Duduk sebagai ketua majelis Burhan Dahlan dengan anggota Eddy Army dan Agus Yunianto. Burhan Dahlan adalah hakim militer dengan pangkat terakhir mayor jenderal.
“Menjatuhkan pidana tambahan kepada Agung Ilmu Mangkunegara untuk membayar uang pengganti sejumlah Rp 63,4 miliar,” kata majelis hakim.
Uang pengganti adalah uang yang dikorupsi dan diharuskan dikembalikan ke negara. Jumlah Rp 63 miliar itu dikurangi dengan jumlah yang telah disita KPK sebesar Rp 2 miliar dan USD 2.600.
“Jika dalam jangka waktu 1 bulan tidak membayar uang pengganti, harta bendanya disita oleh jaksa dan dilelang untuk menutupi uang pengganti. Dalam hal terpidana tidak mempunyai harta benda, maka diganti dengan pidana penjara selama 1,5 tahun,” ujar majelis hakim.
Atas penurunan vonis tersebut, Agung Ilmu Mangkunegara, hari ini Senin, 23 Januari 2023 bebas bersyarat. Kepastian ini diutarakan Maizar selaku Kepala Lapas Kelas IA Bandar Lampung. Agung Ilmu Mangkunegara menurutnya bebas bersyarat usai menjalani 2/3 dari 5 tahun masa pidana penjaranya. Selain karena menjalani 2/3 dari 5 tahun masa penjaranya, Agung disebut juga telah membayar lunas denda dan membayar sebagian uang pengganti.

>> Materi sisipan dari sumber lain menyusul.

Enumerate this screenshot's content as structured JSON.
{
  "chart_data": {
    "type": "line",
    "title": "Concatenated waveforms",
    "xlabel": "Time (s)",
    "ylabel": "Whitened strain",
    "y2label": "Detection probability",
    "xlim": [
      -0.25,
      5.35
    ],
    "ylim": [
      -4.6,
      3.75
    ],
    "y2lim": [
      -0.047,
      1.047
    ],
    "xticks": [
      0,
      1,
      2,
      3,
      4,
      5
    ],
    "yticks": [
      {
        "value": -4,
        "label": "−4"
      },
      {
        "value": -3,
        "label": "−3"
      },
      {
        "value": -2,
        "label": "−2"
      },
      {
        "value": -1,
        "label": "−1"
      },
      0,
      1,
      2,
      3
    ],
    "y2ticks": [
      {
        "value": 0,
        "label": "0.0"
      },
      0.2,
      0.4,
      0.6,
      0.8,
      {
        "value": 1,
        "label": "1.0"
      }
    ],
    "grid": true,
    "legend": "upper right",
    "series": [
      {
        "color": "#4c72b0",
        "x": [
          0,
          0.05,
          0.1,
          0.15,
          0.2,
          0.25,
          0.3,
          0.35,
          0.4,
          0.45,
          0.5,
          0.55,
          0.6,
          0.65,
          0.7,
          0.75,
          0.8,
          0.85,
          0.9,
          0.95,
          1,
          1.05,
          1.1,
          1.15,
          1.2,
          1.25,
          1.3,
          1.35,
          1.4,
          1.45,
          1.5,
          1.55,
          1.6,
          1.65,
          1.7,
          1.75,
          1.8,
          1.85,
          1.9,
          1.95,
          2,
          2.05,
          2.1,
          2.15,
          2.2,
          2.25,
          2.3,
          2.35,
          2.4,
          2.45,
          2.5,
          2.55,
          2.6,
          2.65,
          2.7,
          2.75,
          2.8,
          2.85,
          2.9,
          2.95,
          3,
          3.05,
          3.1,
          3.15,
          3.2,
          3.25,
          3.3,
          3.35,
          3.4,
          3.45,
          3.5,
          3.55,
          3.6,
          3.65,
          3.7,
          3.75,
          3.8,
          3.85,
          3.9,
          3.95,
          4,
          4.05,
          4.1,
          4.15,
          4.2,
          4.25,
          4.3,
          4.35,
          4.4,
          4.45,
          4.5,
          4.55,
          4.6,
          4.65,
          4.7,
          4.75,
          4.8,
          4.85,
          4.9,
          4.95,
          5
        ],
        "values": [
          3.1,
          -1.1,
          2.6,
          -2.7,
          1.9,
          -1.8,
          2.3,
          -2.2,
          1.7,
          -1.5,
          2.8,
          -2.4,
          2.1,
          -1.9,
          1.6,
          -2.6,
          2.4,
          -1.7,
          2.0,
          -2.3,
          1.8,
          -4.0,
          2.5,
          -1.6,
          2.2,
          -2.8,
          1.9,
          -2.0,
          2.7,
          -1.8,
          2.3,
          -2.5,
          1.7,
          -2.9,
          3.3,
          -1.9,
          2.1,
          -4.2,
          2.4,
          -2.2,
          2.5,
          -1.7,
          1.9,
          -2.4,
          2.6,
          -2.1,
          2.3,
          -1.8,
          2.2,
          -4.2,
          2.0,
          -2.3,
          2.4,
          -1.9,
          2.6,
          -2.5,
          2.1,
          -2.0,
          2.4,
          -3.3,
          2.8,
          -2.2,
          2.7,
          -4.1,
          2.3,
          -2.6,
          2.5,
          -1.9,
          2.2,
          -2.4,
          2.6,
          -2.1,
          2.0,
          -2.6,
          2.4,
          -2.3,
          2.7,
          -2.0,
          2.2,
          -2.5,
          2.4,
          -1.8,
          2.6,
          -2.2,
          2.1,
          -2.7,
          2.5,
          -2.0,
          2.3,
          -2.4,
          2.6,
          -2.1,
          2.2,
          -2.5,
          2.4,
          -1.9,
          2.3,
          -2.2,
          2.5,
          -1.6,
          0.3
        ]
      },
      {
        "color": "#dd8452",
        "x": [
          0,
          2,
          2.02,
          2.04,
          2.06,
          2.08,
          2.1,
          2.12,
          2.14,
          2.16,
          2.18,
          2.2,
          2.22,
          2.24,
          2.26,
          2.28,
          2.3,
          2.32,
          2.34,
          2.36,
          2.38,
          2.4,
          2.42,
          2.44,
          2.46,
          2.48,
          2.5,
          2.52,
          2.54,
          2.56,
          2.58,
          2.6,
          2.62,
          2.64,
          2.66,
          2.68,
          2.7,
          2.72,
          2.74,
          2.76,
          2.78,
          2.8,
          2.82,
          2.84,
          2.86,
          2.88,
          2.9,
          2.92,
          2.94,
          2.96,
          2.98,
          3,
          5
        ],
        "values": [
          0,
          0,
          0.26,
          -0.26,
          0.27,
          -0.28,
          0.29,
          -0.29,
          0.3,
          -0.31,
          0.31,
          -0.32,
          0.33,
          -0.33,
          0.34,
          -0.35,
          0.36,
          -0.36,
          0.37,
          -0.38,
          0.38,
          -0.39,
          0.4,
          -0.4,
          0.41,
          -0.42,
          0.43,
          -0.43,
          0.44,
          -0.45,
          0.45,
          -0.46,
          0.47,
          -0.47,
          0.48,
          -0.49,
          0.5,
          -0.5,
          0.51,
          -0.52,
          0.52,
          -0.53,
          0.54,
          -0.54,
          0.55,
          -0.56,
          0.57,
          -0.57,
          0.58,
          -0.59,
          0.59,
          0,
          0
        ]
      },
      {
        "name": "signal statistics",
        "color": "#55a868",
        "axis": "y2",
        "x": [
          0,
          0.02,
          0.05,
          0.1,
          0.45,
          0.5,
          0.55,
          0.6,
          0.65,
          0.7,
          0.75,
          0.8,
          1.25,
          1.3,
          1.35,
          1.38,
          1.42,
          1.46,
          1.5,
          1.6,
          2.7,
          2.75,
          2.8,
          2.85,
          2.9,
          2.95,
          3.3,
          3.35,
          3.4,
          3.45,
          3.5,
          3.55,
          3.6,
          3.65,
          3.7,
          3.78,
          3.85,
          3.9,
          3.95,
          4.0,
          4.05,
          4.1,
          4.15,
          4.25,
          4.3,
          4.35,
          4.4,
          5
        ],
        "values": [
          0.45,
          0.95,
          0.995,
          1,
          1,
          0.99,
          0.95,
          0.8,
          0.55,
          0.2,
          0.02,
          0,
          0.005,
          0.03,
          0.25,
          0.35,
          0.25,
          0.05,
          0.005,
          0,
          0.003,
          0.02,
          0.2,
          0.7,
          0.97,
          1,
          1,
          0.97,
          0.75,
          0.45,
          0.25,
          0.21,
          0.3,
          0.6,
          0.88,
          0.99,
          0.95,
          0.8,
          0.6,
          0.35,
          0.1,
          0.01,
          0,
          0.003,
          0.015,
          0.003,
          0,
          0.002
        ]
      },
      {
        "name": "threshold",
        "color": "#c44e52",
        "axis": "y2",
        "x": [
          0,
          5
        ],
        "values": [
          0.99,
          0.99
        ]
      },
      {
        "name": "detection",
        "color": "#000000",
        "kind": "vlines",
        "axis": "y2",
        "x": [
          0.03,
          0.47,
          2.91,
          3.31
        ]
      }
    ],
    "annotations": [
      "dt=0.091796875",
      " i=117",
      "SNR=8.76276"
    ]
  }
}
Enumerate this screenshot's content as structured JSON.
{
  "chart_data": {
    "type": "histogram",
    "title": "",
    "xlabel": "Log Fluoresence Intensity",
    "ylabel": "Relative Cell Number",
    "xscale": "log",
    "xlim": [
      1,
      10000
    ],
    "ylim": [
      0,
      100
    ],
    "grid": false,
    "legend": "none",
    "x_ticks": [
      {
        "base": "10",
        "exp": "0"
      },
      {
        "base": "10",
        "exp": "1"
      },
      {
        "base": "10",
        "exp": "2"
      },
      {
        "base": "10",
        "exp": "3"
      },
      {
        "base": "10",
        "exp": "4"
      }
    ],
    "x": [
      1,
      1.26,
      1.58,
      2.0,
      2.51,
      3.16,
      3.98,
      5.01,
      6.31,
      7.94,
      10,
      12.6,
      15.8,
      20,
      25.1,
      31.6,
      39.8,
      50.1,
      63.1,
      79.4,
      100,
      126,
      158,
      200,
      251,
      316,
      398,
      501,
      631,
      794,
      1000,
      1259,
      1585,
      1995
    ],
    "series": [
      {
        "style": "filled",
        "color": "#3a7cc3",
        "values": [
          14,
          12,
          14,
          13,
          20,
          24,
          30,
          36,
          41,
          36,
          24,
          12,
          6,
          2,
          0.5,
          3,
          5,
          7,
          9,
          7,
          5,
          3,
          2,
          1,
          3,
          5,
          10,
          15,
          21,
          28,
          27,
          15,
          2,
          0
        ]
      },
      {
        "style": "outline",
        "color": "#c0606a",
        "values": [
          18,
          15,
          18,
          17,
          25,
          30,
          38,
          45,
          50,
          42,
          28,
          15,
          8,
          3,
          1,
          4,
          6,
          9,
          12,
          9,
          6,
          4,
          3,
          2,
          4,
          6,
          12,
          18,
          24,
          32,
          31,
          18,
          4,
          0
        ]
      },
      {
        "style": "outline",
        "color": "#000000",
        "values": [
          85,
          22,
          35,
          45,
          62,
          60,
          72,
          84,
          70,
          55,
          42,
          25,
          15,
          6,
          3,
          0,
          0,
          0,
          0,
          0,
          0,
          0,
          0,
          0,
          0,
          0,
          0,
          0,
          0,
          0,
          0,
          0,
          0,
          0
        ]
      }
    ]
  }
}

Lantas mengapa vonis Agung disunat MA?
“Ada kekhilafan hakim dalam mempertimbangkan besarnya uang fee proyek yang diterima oleh terpidana, yaitu sebesar Rp 63,4 miliar dengan rincian Rp400 juta dari Candra Safari dan Deni Marian. Dan Rp 200 juta dari Hendra Wijaya Saleh. Ditambah fee proyek dari 2015-2019 sejumlah Rp 62,8 miliar,” ujar majelis hakim.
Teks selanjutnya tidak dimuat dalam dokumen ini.